9. Klinisch signifikante Laboranomalien beim Screening, einschließlich Kreatinin ≥ 2,5 mg/dl, Vitamin B12 unter dem normalen Referenzbereich des Labors oder TSH über dem normalen Referenzbereich des Labors.
10. Systolischer Blutdruck größer als 180 oder kleiner als 90 mm Hg. Diastolischer Blutdruck größer als 105 oder kleiner als 50 mm Hg.
11. EKG beim Screening anormal und vom Prüfer vor Ort als klinisch signifikant beurteilt.
12. Behandlung mit Prüfpräparaten oder -geräten oder Teilnahme an einer Prüfpräparatstudie innerhalb von 60 Tagen nach dem Screening.
13. Anamnestisch bekannter Serum- oder Plasma-Progranulinspiegel < 110,9 ng/ml.
14. Bekanntes Vorhandensein einer bekannten krankheitsassoziierten Mutation in TDP-43-, PGRN-, CHMPB2- oder VCP-Genen oder anderen FTLD-ursächlichen Genen, die nicht mit der zugrunde liegenden Tau-Pathologie assoziiert sind (z. Chr. 9 zugehörige FTD).
15. Vorgeschichte von Operationen mit einem tiefen Hirnstimulator außer einer Scheinoperation für eine klinische DBS-Studie.
16. Vorgeschichte einer frühen, prominenten REM-Verhaltensstörung.
17. Frauen im gebärfähigen Alter, die nicht mindestens zwei medizinisch anerkannte Formen der Empfängnisverhütung anwenden.
18. Ein Mitarbeiter oder Verwandter eines Mitarbeiters von Allon Therapeutics
19. Signifikante anatomische Nasenanomalie (z. B. Septumdeviation, die den Luftstrom zu mindestens einem Nasenloch oder Septumperforation behindert) oder Vorgeschichte einer Nasenmuscheloperation.
20. Vorgeschichte eines klinisch signifikanten medizinischen Zustands, der die Fähigkeit des Probanden beeinträchtigen würde, die Studienanweisungen einzuhalten, den Probanden einem erhöhten Risiko aussetzen oder die Interpretation der Studienergebnisse verfälschen könnte.
21. Kontraindikation für eine MRT-Untersuchung aus irgendeinem Grund (z.
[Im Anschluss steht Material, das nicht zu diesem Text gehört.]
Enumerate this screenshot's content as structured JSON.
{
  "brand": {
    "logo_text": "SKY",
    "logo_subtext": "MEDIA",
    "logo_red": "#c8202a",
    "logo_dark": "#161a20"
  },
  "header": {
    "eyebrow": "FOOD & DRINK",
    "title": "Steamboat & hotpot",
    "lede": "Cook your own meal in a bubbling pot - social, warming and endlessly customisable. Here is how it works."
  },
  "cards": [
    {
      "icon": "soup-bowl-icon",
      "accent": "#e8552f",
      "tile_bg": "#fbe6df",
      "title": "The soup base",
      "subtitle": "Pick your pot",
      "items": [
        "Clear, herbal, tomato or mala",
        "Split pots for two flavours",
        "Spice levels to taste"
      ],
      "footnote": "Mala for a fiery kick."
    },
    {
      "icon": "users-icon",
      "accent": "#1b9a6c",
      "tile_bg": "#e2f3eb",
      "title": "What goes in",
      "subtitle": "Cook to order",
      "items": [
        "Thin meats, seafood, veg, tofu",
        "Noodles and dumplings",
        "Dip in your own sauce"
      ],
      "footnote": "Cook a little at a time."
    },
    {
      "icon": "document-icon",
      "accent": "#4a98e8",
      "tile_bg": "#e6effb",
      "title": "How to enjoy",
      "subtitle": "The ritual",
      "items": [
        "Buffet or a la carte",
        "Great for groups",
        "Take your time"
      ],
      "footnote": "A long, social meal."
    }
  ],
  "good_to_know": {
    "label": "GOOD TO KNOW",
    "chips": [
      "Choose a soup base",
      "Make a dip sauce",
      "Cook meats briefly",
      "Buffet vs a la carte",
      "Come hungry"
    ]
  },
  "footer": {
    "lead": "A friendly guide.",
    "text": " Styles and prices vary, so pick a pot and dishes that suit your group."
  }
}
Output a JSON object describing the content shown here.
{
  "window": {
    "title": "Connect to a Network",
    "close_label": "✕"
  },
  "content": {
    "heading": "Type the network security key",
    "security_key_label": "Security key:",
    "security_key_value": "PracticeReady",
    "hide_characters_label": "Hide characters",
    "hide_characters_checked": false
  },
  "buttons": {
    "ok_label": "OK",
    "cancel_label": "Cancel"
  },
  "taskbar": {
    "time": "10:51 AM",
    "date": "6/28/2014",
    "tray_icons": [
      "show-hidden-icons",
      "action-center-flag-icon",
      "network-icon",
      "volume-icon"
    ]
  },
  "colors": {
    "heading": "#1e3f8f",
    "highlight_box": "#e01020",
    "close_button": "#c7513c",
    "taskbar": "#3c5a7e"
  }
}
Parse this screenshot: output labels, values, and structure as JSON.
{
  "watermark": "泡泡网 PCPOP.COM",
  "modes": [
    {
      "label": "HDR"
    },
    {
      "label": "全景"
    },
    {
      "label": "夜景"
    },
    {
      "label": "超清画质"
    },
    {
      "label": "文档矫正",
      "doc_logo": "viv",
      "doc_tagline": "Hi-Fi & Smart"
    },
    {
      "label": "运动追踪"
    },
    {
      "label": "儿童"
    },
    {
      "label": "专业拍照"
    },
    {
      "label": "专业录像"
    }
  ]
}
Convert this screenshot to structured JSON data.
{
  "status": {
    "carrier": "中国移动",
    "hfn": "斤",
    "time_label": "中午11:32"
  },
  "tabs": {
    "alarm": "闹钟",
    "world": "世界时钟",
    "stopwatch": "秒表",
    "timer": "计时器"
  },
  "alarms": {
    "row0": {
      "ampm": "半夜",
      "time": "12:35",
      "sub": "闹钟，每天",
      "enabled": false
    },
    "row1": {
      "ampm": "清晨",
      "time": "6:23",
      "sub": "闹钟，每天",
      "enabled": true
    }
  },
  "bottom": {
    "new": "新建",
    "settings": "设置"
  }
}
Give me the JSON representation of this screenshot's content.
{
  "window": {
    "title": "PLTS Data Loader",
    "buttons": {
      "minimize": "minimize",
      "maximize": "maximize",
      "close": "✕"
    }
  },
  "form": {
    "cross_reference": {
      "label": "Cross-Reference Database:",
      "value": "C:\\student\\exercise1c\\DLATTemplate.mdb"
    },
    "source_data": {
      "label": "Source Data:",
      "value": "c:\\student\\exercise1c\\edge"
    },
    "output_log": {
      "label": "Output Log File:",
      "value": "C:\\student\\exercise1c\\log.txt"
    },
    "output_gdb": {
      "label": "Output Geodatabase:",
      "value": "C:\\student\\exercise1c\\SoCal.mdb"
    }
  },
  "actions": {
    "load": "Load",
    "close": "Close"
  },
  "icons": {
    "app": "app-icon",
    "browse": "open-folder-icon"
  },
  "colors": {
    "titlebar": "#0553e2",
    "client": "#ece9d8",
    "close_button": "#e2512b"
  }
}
B. schwere Klaustrophobie, ferromagnetisches Metall im Körper usw.).
22. Strukturelle Anomalie im MRT innerhalb von 2 Jahren nach Studienbeginn, die die Diagnose von PSP, CBS oder PNFA ausschließt, wie z. B. kortikaler Infarkt in der Gehirnregion, der für die Symptome des Patienten verantwortlich sein könnte.
23. Bei Probanden, die zum Zeitpunkt des Screenings Medikamente gegen die Parkinson-Krankheit erhielten, kam es nach Meinung des Prüfarztes nach Absetzen des Anti-Parkinson-Medikaments über Nacht zu einer erheblichen Verschlechterung der motorischen Anzeichen oder Symptome im Vergleich zur normalen Funktionsfähigkeit.
24. Subjekt nicht bereit, LP zu versuchen.